Estes e outros questionamentos entram em contradição com o mote de uma Unvierside Pública. O espaço é pago por todos e só pode ser usado por um número seleto de gente. Por que isso? Não pagamos, afinal, nossa formação, a formação de outros e toda estrutura dela? Por que então está restrita apenas a esta “nata” intelectual e selecionada sua estrutura e espaço de convivência? Passo diversas vezes do dia debatendo sociedade, cultura e relação das pessoas em sala de aula. Falando das mazelas, comunidades e tudo mais. Fico pensando porque esse colorido, essa realidade, não aparece todos os dias enquanto debato sociedade para participar, comentar e trabalhar as teorias em cima da comunidade. É frustrante que a universidade negue-se a ter contato com a realidade brasileira e se feche em sua abstração dentro de uma sala de aula, limitando-se a uma discussão e teorização em nossas durinhas cadeiras longe do que acontece alí, logo ao lado. O pouco contato se dá através da tal da “extensão”, quando a universidade, dotada de sua benevolência com a sociedade resolve virar-se em sua cadeira giratória e confortável, colocada nas nuvens e olha para baixo contemplando os pobres mortais e seus problemas e sua incapacidade de resolvê-los e, como na pintura de Michellangelo “A Criação de Adão” estende seu dedo indicador tocando na frustrada sociedade, espalhando um pouco de sua energia e positividade para depois recolher a mão, fechar-se nas nuvens e voltar a agir como um menininho autista que fica olhando para seu umbigo e fecha-se com o mundo exterior. A questão é: porque a universidade não está atrelada a comunidade? Porque ela tem que fazer ensino, pesquisa e extensão e não apenas ensino e pesquisa entrelaçados na sociedade brasileira?
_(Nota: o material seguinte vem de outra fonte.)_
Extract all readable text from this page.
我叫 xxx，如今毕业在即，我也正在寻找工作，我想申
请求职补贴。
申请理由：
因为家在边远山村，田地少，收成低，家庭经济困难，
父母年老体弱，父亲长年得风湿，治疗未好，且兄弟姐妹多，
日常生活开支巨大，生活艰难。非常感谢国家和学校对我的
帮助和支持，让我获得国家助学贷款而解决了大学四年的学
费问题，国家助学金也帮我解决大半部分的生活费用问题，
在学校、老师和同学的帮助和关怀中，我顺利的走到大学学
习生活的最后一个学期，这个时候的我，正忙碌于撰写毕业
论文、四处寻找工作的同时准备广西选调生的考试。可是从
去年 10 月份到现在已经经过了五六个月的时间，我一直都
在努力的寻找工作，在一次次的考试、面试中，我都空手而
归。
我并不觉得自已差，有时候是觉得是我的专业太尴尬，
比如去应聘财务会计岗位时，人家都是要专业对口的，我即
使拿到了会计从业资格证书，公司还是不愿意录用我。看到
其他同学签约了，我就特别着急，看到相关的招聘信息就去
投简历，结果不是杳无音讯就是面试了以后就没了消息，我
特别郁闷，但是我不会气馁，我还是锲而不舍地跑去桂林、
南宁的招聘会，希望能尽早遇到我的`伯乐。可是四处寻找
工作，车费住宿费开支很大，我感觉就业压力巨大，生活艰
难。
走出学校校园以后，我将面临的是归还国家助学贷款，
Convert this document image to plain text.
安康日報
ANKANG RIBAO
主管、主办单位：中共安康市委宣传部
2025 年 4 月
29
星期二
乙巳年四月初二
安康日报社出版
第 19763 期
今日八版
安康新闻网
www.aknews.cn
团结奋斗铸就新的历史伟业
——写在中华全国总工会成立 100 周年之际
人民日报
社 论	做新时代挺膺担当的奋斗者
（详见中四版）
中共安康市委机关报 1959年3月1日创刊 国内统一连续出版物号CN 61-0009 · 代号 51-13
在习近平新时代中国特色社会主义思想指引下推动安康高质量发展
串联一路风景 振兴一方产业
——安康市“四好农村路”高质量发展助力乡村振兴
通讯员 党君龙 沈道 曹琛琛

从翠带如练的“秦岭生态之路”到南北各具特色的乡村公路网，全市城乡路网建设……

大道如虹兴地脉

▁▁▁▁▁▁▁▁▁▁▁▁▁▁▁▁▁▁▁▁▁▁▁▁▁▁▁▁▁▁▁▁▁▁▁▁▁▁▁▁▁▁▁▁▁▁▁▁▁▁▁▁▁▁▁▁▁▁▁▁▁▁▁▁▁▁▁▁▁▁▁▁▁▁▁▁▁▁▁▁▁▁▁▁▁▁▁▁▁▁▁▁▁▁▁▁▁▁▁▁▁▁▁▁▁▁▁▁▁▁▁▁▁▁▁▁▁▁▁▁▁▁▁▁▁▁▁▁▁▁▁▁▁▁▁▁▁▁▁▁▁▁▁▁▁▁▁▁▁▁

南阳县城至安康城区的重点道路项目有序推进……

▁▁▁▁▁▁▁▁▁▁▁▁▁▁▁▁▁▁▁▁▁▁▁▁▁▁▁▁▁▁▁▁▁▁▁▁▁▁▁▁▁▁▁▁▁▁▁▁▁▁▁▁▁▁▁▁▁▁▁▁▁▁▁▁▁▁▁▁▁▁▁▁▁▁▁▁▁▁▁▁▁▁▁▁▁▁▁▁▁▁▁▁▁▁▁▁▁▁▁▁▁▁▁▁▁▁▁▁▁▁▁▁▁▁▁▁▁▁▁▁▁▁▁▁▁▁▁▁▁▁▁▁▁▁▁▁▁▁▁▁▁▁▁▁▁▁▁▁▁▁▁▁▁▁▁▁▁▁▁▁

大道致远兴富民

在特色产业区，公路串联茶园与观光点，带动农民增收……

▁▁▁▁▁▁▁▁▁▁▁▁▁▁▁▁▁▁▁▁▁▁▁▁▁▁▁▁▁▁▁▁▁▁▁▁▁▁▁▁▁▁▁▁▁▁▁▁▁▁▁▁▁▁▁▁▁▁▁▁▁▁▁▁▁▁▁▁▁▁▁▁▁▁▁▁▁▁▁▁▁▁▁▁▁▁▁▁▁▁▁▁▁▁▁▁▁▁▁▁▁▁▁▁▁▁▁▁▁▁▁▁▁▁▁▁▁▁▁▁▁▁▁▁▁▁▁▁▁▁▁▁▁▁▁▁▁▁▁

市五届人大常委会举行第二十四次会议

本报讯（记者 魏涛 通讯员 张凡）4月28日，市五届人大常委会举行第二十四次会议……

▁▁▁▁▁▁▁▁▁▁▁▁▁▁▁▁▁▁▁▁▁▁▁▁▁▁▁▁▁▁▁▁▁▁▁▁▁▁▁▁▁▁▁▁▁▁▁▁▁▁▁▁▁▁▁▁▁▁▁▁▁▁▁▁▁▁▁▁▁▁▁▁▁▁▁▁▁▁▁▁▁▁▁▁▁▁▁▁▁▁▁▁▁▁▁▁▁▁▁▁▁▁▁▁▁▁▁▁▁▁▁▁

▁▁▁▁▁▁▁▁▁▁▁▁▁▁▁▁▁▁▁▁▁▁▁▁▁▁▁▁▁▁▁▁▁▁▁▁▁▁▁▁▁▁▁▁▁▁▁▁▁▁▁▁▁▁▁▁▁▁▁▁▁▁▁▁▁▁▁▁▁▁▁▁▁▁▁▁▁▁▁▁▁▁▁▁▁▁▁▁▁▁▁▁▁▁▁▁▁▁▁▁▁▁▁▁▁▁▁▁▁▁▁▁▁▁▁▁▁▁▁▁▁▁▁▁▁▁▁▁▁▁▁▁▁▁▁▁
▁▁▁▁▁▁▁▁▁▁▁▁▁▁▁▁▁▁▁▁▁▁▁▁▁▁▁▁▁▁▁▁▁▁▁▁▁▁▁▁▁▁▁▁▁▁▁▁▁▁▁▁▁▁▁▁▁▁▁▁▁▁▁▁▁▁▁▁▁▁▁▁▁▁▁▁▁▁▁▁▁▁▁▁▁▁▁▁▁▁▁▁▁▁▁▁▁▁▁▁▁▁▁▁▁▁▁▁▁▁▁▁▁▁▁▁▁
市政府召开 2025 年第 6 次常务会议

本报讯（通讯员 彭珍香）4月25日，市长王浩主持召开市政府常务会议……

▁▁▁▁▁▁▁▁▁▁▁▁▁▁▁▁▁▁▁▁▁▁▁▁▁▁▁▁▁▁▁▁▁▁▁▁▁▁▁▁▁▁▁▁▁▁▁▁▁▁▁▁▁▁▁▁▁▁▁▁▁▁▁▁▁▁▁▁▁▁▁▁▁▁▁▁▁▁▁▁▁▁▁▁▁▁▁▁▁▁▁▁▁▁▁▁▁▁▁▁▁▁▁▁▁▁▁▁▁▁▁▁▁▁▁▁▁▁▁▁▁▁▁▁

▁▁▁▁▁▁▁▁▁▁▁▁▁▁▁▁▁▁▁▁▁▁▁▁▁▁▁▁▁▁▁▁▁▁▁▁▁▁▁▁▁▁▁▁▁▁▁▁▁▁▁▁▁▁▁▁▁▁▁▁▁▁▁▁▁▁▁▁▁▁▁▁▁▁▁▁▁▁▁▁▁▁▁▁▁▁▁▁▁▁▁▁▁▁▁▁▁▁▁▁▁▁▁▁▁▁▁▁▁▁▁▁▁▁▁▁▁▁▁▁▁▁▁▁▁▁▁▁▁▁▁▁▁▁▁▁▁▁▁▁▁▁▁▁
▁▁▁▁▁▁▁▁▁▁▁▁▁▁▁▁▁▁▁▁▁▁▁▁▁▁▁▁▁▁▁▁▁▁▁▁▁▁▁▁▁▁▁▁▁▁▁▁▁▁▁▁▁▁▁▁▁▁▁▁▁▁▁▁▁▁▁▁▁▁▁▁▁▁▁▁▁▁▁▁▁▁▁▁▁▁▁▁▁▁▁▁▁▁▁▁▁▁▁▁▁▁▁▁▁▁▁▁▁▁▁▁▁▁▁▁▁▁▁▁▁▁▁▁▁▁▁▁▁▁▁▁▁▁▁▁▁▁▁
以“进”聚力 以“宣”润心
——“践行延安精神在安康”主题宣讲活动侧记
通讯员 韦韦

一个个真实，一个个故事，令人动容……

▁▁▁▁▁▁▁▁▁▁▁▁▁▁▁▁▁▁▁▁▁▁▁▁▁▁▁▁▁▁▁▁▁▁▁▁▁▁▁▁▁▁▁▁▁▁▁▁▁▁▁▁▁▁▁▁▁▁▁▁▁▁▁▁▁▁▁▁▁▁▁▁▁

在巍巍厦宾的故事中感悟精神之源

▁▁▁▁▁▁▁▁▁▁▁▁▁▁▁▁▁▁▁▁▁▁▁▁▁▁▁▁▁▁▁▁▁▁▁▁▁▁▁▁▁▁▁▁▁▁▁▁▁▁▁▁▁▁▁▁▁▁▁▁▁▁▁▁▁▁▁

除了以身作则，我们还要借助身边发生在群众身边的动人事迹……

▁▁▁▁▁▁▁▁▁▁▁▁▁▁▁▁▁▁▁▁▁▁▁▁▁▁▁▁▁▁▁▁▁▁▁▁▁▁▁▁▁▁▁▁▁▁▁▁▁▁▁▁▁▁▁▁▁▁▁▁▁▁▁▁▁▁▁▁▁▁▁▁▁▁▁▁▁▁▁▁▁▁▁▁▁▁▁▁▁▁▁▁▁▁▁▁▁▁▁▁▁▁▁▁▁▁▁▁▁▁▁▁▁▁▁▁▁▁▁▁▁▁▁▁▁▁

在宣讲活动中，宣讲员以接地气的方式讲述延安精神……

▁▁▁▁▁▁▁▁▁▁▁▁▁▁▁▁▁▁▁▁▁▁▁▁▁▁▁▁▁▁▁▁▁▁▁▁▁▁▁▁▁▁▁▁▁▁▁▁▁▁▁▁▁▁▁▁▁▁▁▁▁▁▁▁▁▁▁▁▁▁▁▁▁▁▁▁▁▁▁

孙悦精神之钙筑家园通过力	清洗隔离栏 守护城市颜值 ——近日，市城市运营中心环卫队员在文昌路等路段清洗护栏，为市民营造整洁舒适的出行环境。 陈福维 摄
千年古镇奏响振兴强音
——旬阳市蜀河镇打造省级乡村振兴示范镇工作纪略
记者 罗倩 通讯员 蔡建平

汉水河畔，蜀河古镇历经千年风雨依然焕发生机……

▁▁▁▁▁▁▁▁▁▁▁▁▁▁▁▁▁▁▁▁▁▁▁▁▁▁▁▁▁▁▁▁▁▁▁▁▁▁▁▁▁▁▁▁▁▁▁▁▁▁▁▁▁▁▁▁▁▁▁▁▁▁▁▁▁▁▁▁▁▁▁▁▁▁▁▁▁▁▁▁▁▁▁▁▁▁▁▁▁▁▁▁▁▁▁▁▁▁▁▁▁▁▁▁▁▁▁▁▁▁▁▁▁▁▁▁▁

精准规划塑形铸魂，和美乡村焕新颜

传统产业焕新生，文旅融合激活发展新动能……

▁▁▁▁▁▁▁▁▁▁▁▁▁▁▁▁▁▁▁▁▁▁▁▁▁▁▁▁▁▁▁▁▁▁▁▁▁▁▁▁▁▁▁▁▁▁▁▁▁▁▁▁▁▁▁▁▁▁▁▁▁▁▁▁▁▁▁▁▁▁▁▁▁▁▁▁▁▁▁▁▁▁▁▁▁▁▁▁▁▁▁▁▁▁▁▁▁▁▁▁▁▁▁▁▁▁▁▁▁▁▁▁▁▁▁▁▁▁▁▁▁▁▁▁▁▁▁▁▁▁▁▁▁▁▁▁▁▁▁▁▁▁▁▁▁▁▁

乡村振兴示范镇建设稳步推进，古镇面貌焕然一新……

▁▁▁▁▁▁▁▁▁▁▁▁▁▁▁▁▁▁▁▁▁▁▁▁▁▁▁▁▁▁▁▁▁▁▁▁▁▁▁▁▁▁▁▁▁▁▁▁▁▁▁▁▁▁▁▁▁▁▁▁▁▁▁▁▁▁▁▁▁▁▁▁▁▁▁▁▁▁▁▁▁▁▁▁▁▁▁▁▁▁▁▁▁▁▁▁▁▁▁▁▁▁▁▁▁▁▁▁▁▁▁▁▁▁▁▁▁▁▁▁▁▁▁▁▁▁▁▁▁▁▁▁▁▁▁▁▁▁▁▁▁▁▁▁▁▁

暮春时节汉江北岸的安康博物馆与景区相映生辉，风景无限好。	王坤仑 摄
Deixo a reflexão e não pretendo colocar aqui de maneira pronta minha ideia sobre isso. Apenas atento que todos os fatos postos não surgem por acaso, possuem um histórico por detrás que faz com que assim se deem as coisas. Para início de pensamento sugiro as seguintes perguntas: Se as pessoas da comunidade frequentassem a universidade cotidianamente (ainda que não para estudar, poderia ser simplesmente para empinar pipa e conversar com estudantes e professores) quais seriam as consequências disso? Quais seriam as consequências de um ensino e uma pesquisa que fossem pensados e construídos em cima da realidade social da maioria da população brasileira? Essas consequências prejudicariam algo ou alguém? Como e por que?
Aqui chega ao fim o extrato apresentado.